Kime Ne Faydası Var?
Hele ki söz konusu olan, insanı kaynak olarak kabul ettiğini söyleyen İnsan Kaynakları departmanı ise, yapılan iş ruhsuz olmamalı. “Aramıza hoş geldin” demenin bile bir samimiyeti olmalı. Çalışanlarıyla arasında dağlar kadar mesafe olan, öyle herkesle kolay kolay iletişime geçmeyen asık suratlı ruhsuz İK olur mu? Olmasına olur da kime ne faydası olur? Nihayetinde her İK çalışanı bir iletişimci olmalı.
Zaman zaman İK çalışanlarıyla ilgili şikayetler duyuyorum. Kısa bir süre önce birlikte çalıştığım grupla yine bu konu gündeme geldi; İK bölümü çalışanlarından memnuniyetsizlik. Temel olarak aktarılanlar iletişim ile ilgili sıkıntılar:
“İK burnundan kıl aldırmıyor” “İK Direktörümüz gelip bizle konuşmaz ki” “Bizim İK mesafelidir çalışanlarına” tadında yakınmalar.
İK Aynaya Bakmalı
İyi de İK böyle davranırsa, temelde olması gereken iletişim ortada yoksa, gerisi nasıl gelir? Çalışanlara sürekli olarak “burası bir iş yeri ciddiyet lütfen” edasıyla yaklaşan İK ne derece samimiyet yaratabilir?
Bir organizasyondaki herkesi tek tek memnun etmenin mümkün olmadığı aşikar, İK ağzıyla kuş tutsa illa birileri bir şeylerden memnun olmayacaktır. Ama bir şirkette herkes veya çoğunluk İK’dan şikayetçi ise, o zaman düşünmesi, kendisini sorgulaması gerekmez mi?
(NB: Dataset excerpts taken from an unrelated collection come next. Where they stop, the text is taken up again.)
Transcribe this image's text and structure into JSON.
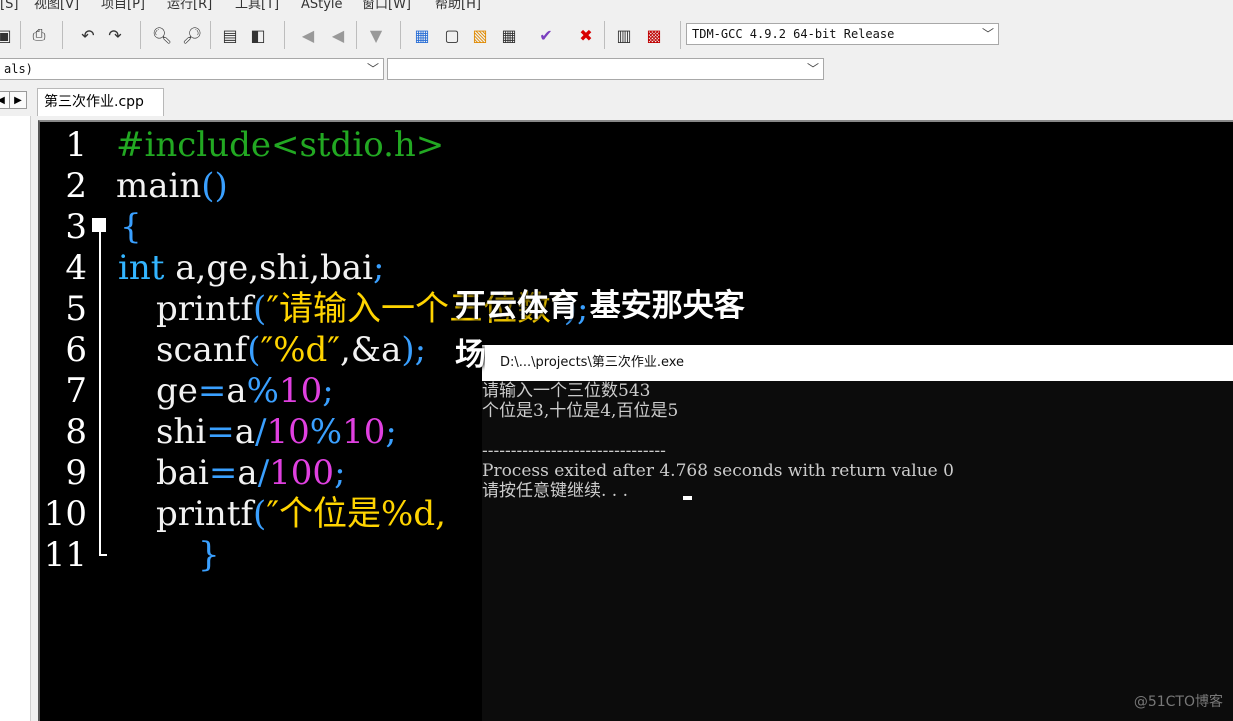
{
  "menu": {
    "items": [
      "[S]",
      "视图[V]",
      "项目[P]",
      "运行[R]",
      "工具[T]",
      "AStyle",
      "窗口[W]",
      "帮助[H]"
    ]
  },
  "toolbar": {
    "compiler": "TDM-GCC 4.9.2 64-bit Release",
    "combo_left": "als)",
    "combo_right": ""
  },
  "tabs": {
    "active": "第三次作业.cpp"
  },
  "editor": {
    "line_numbers": [
      "1",
      "2",
      "3",
      "4",
      "5",
      "6",
      "7",
      "8",
      "9",
      "10",
      "11"
    ]
  },
  "console": {
    "title": "D:\\...\\projects\\第三次作业.exe",
    "lines": [
      "请输入一个三位数543",
      "个位是3,十位是4,百位是5",
      "",
      "--------------------------------",
      "Process exited after 4.768 seconds with return value 0",
      "请按任意键继续. . ."
    ]
  },
  "overlay": {
    "line1": "开云体育 基安那央客",
    "line2": "场"
  },
  "watermark": "@51CTO博客"
}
Sürekli çalışanı ve onun performansını sorgulamak yerine, kendisini ve yaklaşımlarını mercek altına alması daha doğru olmaz mı?
Her işte olduğu gibi İK tarafında da çalışmaların her zaman dört dörtlük olması mümkün olmayabilir, ama en azından bu yönde çaba sarf etmek, emekleri değerli kılar, çalışanın takdirini kazandırır.
İnsan ruh katmalı yaptığı işe. Öyle ki canlanmalı yaptığı iş, dile gelmeli, konuşmalı. En teknik iş bile olsa. Tıpkı Mimar Sinan’ın taşa ruh kattığı gibi işine ruh katmalı.
Asık suratlı, ruhsuz, kendini sorgulamayan İK’ların azalması hatta yok olması dileğiyle.